Pour s’y faire, les protections sont multiples et proviennent à la fois de la législation française mais également Européenne, voir également internationale.
Comme l’article 1er de la loi n°91-7 du 4 janvier 1991, dispose que les dispositions, les combinaisons et les nuances de couleur peuvent constituer un signe susceptible de représentation graphique servant à distinguer les produits ou services d’une personne physique ou morale. (Les dispositions étant une forme dans laquelle des couleurs sont représentées ; les combinaisons étant l’association de plusieurs couleurs).

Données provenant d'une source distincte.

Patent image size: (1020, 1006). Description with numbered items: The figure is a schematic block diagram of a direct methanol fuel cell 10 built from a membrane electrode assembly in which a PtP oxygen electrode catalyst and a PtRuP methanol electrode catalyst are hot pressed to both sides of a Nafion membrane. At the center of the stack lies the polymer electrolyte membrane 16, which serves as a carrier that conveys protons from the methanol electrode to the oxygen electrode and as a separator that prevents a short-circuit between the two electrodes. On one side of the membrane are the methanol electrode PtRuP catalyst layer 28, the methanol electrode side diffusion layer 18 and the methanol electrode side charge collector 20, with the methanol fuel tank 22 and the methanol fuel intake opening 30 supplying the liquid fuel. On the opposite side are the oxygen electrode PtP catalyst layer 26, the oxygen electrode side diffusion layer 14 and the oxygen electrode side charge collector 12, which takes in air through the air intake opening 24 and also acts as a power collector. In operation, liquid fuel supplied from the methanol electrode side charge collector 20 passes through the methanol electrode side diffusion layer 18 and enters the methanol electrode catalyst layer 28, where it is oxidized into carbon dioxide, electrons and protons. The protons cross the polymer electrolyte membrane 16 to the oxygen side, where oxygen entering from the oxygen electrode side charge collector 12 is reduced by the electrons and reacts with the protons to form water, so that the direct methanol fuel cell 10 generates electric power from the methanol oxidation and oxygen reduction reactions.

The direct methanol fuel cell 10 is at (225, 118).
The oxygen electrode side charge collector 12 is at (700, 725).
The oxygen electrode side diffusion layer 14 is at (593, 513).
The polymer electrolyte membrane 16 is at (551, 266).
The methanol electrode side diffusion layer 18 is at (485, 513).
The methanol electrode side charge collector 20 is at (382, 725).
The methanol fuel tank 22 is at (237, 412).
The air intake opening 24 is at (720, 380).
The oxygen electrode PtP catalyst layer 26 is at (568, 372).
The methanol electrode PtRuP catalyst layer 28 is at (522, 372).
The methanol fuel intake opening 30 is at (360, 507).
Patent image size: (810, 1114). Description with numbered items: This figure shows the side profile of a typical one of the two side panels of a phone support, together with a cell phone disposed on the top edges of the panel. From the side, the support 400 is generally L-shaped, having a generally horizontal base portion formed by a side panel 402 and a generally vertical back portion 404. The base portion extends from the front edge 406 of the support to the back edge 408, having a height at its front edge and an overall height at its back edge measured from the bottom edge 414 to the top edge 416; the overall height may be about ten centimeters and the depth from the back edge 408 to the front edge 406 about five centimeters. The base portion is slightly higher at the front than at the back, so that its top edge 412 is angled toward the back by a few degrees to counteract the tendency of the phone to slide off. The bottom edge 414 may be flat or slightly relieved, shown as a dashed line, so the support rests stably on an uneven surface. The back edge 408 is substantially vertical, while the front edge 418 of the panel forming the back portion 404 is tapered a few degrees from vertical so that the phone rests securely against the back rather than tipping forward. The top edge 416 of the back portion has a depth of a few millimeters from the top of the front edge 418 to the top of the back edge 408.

Également, l’article 4 du règlement du Parlement Européen et du Conseil du 14 juin 2017 sur la marque de l’Union Européenne énonce que « peuvent constituer des marques de l’Union européenne tous les signes, notamment (…), les couleurs, (…) à condition que ces signes soient propres : a) à distinguer les produits ou les services d’une entreprise de ceux d’autres entreprises ; b) à être représentés dans le registre des marques de l’Union d’une manière qui permette aux autorités compétentes et au public de déterminer précisément et clairement l’objet bénéficiant de la protection conférée à leurs titulaires. ».
Ou encore le Traité de Singapour de 2006 qui dispose « qu’il est possible de déposer des marques consistant en des signes non visibles et donc en des marques de couleur ou des marques olfactives ».
Au titre de la protection une distinction semble à noter, celle de la couleur à titre de marque et faisant partie de l’identité visuelle d’une société. Pour la marque, en cas d’usage non autorisé, le titulaire des droits pourra attaquer le concurrent sur le fondement de la contrefaçon, tandis que pour l’identité visuelle, le titulaire pourra attaquer sur le fondement du parasitisme ou de la concurrence déloyale en prouvant qu’il existe un risque de confusion ou que l’on trouve une immixtion visant à tromper les potentiels clients.